Tom Cribb (2)

Von Betker

10.12.1810 trafen Cribb und Molineaux in Shenington Hollow, Oxfordshire das erste Mal aufeinander. In Molineauxs Ecke stand Bill Richmond, der 1805 nur knapp gegen Cribb verloren hatte. Die Boxfans und wohl auch Cribb erwarteten einen Kampf, der nicht lange dauern sollte. Aber hier hatten sie den US-Amerikaner unterschätzt. Dieser war ein starker und intelligenter Boxer. Es kam zu einer Ringschlacht, in der beide Boxer viele schwere und harte Treffer nehmen mussten.

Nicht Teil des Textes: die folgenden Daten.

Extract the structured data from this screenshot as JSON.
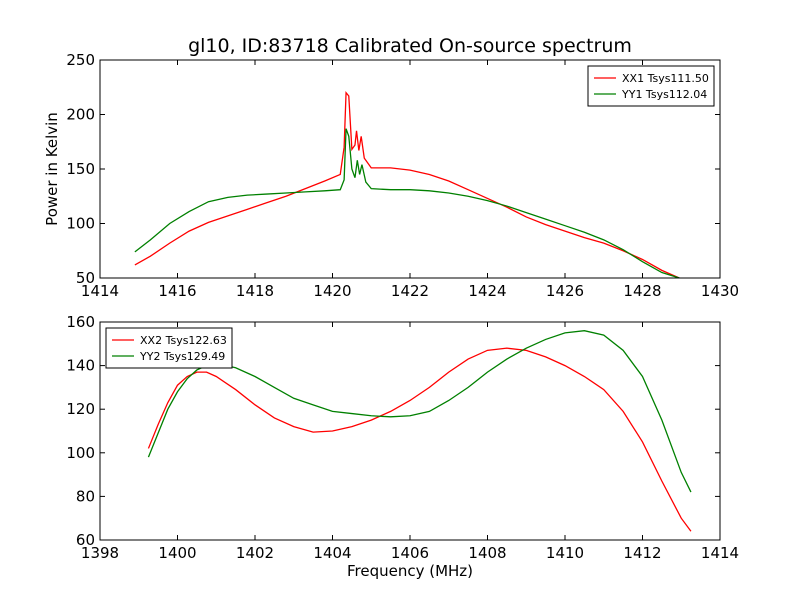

In der 19ten Runde entstand eine Pattsituation, die in einen Tumult mündete. Molineaux und Cribb hielten sich gegenseitig in einem Ringergriff, was zu jener Zeit, den Regeln entsprach. Keiner von beiden konnte den anderen schlagen und keiner sich konnte sich aus dem Griff des anderen befreien.

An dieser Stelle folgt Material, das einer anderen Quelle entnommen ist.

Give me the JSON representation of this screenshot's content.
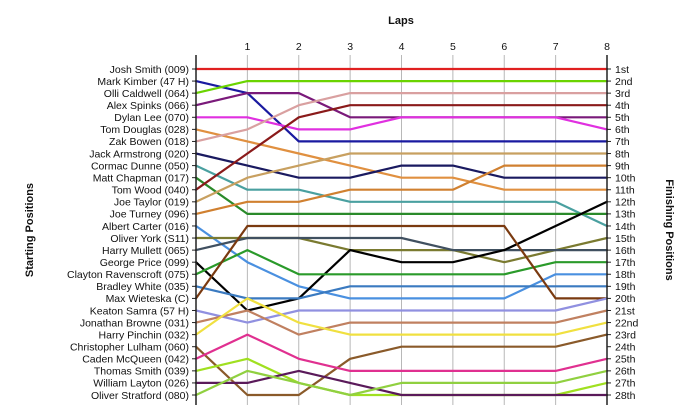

Der Ringrichter war mit der Situation überfordert – auch damals gab es schlechte Ringrichter. Er konnte sich nicht dazu durchringen, die beiden Kämpfer zu trennen. Die unzufriedenen Zuschauer drückten in den Ring hinein. Dabei verletzte Molineaux sich die linke Hand. Später gab es noch einen Disput darüber, ob Cribb sich rechtzeitig nach einer Rundenpause von 30 Sekunden wieder zum Kampf gestellt hatte. Wenn ein Boxer sich damals nicht innerhalb der vorgeschriebenen Zeit zum Kampf stellte, hatte er verloren. Aber auch hier zeigte sich der Ringrichter als nicht souverän. Nach der 34ten Runde wollte Molineaux nicht mehr antreten, aber sein Sekundant Richmond überredeten ihn, sich wieder zu stellen. In Runde 35 ging er dann KO. Cribb wurde durch diesen Sieg zum englischen Meister, was gleich bedeutend mit Weltmeister war. – Offiziell gab es noch keine Weltmeisterschaft und auch keine britischen Meisterschaften. Denn offiziell war auch das Boxen, was noch mit bloßer Faust gemacht wurde, verboten.
1811 trat Cribb wieder gegen Molineaux an. Der Kampf fand in Thistleton Gap in Lancashire vor einer großen Menschenmenge statt. Diesmal unterschätzte Cribb seinen Gegner nicht. Er war sogar vorher nach Schottland gereist, um sich neun Wochen auf den Kampf vorzubereiten. Das gute Leben in London hatte ihn fett und kurzatmig gemacht. Er begann mit langen Spaziergängen und steigerte dann sein Pensum. Er verzichtete auch auf Alkohol, was ihm besonders schwer gefallen sein soll. Sichtbar leichter und austrainierter trat er an. 15.000 Zuschauer waren gekommen, um das zweite Aufeinandertreffen der beiden großen Boxer zu sehen. Der Kampf war, für damalige Zeit sehr kurz – dafür aber brutal. Molineaux dominierte die ersten Runden. Cribb blutete aus Nase und Mund und seine Augen waren geschwollen. Danach verlegte er sich darauf, zum Körper zu gehen. In der neunten Runde traf er Molineaux mit einer Linken am Kiefer, die diesen brach und den Amerikaner zu Boden schickte. Molineaux schaffte es nicht früh genug wieder hoch zu kommen, doch Cribb erlaubte es, dass der Kampf weiter geführt wurde. In der 11. Runde ging Molineaux endgültig KO.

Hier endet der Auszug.